GPT-Realtime-Whisper: Faster Than You Can Type
The third model, GPT-Realtime-Whisper, is positioned as a live transcription and captioning engine for meetings, legal proceedings, media production, and accessibility applications.
The company claims the model transcribes faster than most humans can type, maintaining low word error rates even in noisy environments or with speakers who have strong accents or non-standard prosody. Unlike batch transcription APIs that process audio files after the fact, GPT-Realtime-Whisper is designed for streaming, with sub-300ms latency from speech to displayed text.
For accessibility use cases — automatic captions for the deaf and hard-of-hearing — this latency difference is significant. A 300ms delay reads as nearly synchronous to human perception; the 1.5–3 second delays common in older real-time captioning systems are noticeably disjointed from the speaker.
The Market Opportunity
The release is explicitly aimed at the call center and contact center market, which OpenAI estimates runs over 15 million agent seats globally. The combination of GPT-5-class reasoning and low-latency audio means that for the first time, AI voice agents can handle genuinely complex queries — not just routing callers or answering FAQs, but explaining a disputed insurance claim, walking a customer through a technical troubleshooting sequence, or negotiating a payment plan.

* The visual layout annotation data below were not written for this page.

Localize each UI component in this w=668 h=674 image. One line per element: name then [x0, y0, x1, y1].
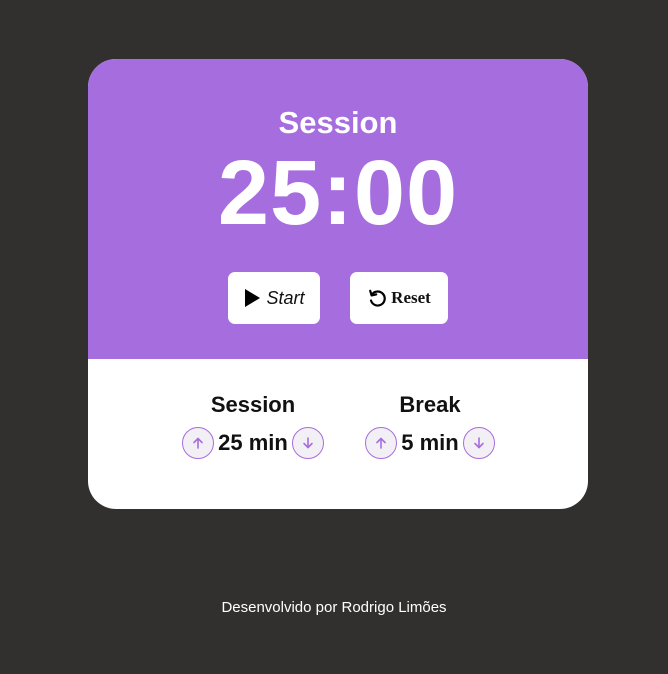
break-setting: Break 5 min [360, 391, 500, 459]
break-stepper: 5 min [360, 427, 500, 459]
timer-label: Session [278, 105, 398, 140]
reset-button[interactable]: Reset [350, 272, 448, 324]
session-stepper: 25 min [176, 427, 330, 459]
session-length-value: 25 min [218, 430, 288, 455]
session-title: Session [210, 392, 296, 417]
arrow-up-icon [193, 437, 203, 449]
play-icon [243, 288, 261, 308]
settings-panel: Session 25 min Break 5 min [88, 359, 588, 509]
reset-icon [367, 288, 387, 308]
arrow-up-icon [376, 437, 387, 449]
break-increment-button[interactable] [365, 427, 398, 459]
arrow-down-icon [473, 437, 484, 449]
reset-button-label: Reset [391, 288, 431, 307]
session-increment-button[interactable] [182, 427, 215, 459]
footer-credit: Desenvolvido por Rodrigo Limões [221, 599, 447, 616]
break-title: Break [399, 392, 461, 417]
session-setting: Session 25 min [176, 391, 330, 459]
start-button-label: Start [266, 287, 305, 308]
break-length-value: 5 min [401, 430, 459, 455]
timer-panel: Session 25:00 Start Reset [88, 59, 588, 359]
arrow-down-icon [303, 437, 313, 449]
start-button[interactable]: Start [228, 272, 320, 324]
pomodoro-card: Session 25:00 Start Reset Session 25 min… [88, 59, 588, 509]
break-decrement-button[interactable] [462, 427, 495, 459]
session-decrement-button[interactable] [291, 427, 324, 459]
timer-display: 25:00 [217, 142, 459, 244]
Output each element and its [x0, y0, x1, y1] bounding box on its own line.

ElevenLabs, which raised $500 million at a $5 billion valuation in May, is likely to feel the most direct competitive pressure. Its voice synthesis technology is best-in-class, but GPT-Realtime-2’s reasoning capability combined with OpenAI’s model distribution gives developers a strong reason to consolidate on a single API rather than stitching together OpenAI reasoning with ElevenLabs speech.
Smaller players in the live translation market — Interprefy, Kudo, Wordly — face a similar dynamic. Their per-minute rates cannot match GPT-Realtime-Translate at $0.034/min without equivalent accuracy, and their enterprise contracts are now under renewal pressure.
What Comes Next
OpenAI confirmed at launch that GPT-Realtime-2 is already being used by GPT-5.5 to handle voice-mode interactions in ChatGPT, replacing the previous voice pipeline. The company has also said that workspace agents — its enterprise automation product — will be able to receive voice instructions via GPT-Realtime-2, making it possible to trigger multi-step automated workflows entirely through spoken commands.
That means the vision is not just a smarter phone agent. It is a voice interface for the agentic AI era: one where speaking to your AI assistant is not merely a convenience, but the primary way humans direct complex, multi-step automated work.